Irgendwie fühlte ich mich mit einem Detail meines Aussehens plötzlich nicht mehr wohl. Also drehte ich, ohne lange zu überlegen, den Schlüssel in der Wohnungtür um und machte mich auf den kurzen langen Weg in die Rosenstraße. Es war Freitag nachmittag als ich vor dem Laden meines Friseurs stand. Im selben Moment öffnete ein junges Mädchen, eine Friseuse, die Tür, um einer älteren Dame mit Rollator den Weg freizumachen. Und so ließ sie mich anschließend, ohne Rollator, hineinschlüpfen. Ein Blick in die Runde zeigte mir, daß ich im Moment der einzige Kunde war. Super, gleich die Jacke ausgezogen und mich auf einem Stuhl niedergelassen. Kurze Erklärung meinerseits, wie sie sich mit meiner Haarpracht beschäftigen solle. Kein Problem, war ihr Kommentar, um, nachdem sie einen Blick darauf geworfen hatte, hinzuzufügen: Die sind aber wirklich schon ganz schön lang. Dies allerdings in einem Ton, der vermuten ließ, daß sie lange Haare nicht besonders toll findet. Ob nur beruflich oder auch privat kann ich nicht sagen.

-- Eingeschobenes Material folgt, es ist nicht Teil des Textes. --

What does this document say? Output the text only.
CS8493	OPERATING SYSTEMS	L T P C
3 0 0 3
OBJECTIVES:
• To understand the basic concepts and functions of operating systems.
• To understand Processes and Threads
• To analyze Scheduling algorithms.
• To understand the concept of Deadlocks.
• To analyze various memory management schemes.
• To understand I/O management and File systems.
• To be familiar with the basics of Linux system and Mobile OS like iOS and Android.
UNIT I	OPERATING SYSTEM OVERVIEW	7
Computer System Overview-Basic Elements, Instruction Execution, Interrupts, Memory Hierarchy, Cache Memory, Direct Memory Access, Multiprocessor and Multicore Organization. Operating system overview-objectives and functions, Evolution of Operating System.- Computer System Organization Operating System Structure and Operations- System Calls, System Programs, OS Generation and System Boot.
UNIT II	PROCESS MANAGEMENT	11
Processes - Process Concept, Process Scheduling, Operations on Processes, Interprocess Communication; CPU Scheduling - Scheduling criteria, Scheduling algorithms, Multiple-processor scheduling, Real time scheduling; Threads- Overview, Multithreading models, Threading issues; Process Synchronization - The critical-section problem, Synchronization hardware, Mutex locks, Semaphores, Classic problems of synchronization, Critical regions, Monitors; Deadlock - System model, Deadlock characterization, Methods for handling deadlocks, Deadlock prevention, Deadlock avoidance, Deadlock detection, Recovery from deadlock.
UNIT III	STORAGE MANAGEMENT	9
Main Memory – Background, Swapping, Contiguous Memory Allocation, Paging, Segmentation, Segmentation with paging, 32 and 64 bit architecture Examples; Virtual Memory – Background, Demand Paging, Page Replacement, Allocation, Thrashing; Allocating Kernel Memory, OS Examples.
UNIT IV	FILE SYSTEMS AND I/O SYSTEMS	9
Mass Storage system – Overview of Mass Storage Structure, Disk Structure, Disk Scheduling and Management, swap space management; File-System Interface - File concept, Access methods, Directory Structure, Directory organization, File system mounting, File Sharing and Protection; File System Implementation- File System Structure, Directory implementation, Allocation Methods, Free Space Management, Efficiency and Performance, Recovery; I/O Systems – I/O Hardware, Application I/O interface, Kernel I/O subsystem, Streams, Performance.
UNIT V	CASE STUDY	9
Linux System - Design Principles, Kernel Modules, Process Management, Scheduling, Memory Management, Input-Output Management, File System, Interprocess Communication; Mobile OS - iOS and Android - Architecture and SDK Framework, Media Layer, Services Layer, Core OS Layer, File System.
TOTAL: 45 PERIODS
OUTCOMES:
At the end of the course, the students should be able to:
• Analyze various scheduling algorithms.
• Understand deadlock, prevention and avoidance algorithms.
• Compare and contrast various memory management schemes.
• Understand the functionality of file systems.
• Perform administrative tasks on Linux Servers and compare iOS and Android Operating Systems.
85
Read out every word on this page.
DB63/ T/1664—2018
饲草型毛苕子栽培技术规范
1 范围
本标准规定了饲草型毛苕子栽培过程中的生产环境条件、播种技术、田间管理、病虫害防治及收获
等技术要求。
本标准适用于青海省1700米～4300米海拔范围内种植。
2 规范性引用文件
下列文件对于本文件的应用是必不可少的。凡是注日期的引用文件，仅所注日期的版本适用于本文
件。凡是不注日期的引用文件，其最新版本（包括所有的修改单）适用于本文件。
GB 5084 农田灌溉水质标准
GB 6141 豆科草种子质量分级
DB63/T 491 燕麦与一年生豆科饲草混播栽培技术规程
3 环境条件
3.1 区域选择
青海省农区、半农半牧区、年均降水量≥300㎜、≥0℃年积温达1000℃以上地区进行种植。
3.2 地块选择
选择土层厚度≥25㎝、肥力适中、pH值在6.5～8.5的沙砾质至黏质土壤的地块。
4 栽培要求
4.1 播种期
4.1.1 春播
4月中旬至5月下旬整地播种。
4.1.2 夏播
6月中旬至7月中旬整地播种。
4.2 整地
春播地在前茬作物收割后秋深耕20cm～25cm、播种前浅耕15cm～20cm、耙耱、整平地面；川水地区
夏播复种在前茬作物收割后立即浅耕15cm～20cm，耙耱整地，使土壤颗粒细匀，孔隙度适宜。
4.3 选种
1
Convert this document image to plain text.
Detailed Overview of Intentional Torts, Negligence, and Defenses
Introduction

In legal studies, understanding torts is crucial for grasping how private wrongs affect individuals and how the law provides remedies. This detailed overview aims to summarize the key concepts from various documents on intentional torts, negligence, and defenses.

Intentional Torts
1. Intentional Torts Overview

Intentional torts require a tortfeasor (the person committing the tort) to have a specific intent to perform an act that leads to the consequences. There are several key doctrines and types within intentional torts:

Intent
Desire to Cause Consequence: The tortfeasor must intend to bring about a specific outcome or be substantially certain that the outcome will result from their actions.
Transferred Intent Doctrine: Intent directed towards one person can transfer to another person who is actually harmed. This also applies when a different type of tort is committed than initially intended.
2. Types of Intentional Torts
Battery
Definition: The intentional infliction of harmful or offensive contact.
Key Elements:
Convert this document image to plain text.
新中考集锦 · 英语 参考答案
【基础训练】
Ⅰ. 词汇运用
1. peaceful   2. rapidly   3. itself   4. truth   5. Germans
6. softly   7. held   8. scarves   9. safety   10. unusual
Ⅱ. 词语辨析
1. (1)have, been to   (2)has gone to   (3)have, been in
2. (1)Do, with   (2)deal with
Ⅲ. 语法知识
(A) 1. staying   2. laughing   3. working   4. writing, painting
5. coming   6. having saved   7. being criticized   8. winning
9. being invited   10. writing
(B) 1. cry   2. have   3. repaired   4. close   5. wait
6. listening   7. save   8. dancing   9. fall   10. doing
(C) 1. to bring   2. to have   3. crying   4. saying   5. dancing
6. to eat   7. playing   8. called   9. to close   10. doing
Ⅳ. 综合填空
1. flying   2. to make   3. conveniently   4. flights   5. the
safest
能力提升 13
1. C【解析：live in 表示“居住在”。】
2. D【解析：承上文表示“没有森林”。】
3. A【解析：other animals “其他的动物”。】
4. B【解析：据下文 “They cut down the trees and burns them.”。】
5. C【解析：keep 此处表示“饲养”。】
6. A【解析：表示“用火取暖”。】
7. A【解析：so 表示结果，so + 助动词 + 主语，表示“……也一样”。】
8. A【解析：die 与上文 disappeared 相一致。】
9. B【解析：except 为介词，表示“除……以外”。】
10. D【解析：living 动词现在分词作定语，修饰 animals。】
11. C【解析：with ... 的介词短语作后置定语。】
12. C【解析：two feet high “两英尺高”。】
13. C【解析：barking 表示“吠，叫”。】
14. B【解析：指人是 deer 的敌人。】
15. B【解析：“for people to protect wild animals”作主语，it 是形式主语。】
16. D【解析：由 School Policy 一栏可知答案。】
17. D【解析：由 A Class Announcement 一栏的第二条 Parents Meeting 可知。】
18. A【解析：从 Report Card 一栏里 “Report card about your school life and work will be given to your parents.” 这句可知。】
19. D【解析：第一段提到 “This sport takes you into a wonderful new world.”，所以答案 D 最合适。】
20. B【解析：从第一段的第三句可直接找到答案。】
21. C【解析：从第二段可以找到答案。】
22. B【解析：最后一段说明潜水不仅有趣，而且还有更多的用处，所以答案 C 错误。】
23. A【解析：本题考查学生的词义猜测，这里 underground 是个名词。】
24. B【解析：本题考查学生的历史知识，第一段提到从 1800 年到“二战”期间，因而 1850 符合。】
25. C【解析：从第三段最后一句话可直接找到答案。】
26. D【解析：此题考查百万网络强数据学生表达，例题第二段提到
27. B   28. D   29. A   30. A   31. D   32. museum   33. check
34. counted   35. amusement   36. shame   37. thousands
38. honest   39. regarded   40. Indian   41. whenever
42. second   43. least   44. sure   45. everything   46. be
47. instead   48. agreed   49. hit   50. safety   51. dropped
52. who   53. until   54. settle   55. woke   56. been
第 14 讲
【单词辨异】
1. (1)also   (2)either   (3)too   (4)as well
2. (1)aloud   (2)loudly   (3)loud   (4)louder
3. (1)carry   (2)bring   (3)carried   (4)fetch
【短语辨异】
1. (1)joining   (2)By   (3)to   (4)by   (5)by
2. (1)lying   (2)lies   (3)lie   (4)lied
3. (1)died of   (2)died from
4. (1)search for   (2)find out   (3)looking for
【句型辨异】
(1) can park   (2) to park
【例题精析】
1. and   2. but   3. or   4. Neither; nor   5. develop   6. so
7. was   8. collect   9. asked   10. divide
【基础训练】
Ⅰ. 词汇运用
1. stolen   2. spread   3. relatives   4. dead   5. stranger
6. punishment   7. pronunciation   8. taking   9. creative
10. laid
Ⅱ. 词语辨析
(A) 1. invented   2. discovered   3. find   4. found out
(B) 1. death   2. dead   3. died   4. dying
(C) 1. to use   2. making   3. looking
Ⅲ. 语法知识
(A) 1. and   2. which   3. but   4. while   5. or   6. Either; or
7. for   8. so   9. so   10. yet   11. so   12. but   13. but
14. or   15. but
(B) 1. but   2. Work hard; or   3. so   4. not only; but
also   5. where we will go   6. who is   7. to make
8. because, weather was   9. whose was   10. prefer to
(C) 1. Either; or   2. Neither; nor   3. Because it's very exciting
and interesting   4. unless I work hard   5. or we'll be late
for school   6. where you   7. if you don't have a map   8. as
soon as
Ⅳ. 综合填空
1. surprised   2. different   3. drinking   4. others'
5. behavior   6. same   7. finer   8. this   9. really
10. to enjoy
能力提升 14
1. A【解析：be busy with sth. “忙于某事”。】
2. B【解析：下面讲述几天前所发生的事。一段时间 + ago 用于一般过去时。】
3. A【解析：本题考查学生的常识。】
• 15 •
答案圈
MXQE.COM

Auf jeden Fall machte ich es mir bequem und versuchte, im Spiegel vor mir, mich zurechtzufinden. Im Vordergrund ich, dahinter die junge Dame. Da blieb mein Blick aber sofort an einem, nein zwei bestimmten Körperteilen hängen. Nein, nicht was Du jetzt denkst. Es waren ihre Arme, die ihre Hände in Bewegung setzten, um Kamm und Schere die notwendige Arbeit verrichten zu lassen. Diese Arme zeigten mir nämlich ein ganzes Bilderbuch in welches ich mich vertiefen konnte, während sie bemüht war, alles irgendwie zu ordnen und zu kürzen. Eigentlich habe ich ja immer ein Buch in der Tasche, um überall wo ich sitze, lesen zu können. Hier war das nicht nötig, weil mir Geschichten in Form von Bildern zur Betrachtung - eine andere Form des Lesens - dargeboten wurden.
Gerade war ich beim rechten Arm oben angekommen, als sie mir mit Hilfe eines kleinen Spiegels meinen Hinterkopf zeigte und die Frage stelle, ob es so in Ordnung sei. War es eigentlich, aber ich konnte das Buch doch jetzt nicht einfach zuklappen, ohne die Bilder des linken Arms betrachtet zu haben. Und bis zum nächsten Besuch hätte ich vergessen, wo ich stehengeblieben war. Außerdem war gar nicht sicher, daß sie dann wieder hinter mir stehen würde, vielleicht dort gar nicht mehr beschäftigt war, denn das Personal wechselt dauernd. Jedenfalls gab ich ihr zu verstehen, daß sie ruhig noch etwas kürzen könne. So konnte ich wenigstens noch einen flüchtigen Blick auf den zweiten Teil des Buches werfen. Am Ende mußte ich allerdings feststellen, daß die ganzen Bilder irgendwie keinen zusammenhängeden Text ergaben und manches so einfach gar nicht zu entziffern war. Lag vielleicht auch daran, daß sie sehr schnell arbeitete und mir so einzelne Teile immer wieder davonliefen. Als sie nach wenigen Minuten ihre Frage erneut stellte, habe ich es allerdings für gut befunden, denn ich wollte es an meinem Hinterkopf ja nicht zu einer weiteren Glatze kommen lassen.
Im Nachhinein stellte sich mir allerdings die Frage, welche Gedanken einer Friseuse durch den Kopf gehen, wenn sie sich mit den Haaren einer fremden Person beschäftigt. Entstehen dabei auch kleine Geschichten ? Sollte ich sie dort erneut treffen, werde ich versuchen eine Unterhaltung in diese Richtung zu lenken. Dafür benötige ich dann aber sicher noch längere Haare. Und vielleicht gibt es beim nächsten Besuch bei ihr schon eine Fortsetzung.
Ja, die Zeiten ändern sich. Früher mußten Friseure ihre Kunden immer mit irgendwelchen Geschichten aus dem Leben unterhalten. Heute zeigen sie nur noch ihre Arme und der Kunde ist beschäftigt. Vielleicht sollte ich meine Geschichten demnächst auf meinen Hinterkopf tätowieren lassen, dann hätte die Dame beim Schneiden auch was zu lesen. Das wäre dann so etwas wie künstlerische Intelligenz.
Jetzt verlasse ich diesen haarigen Ort besser ganz schnell.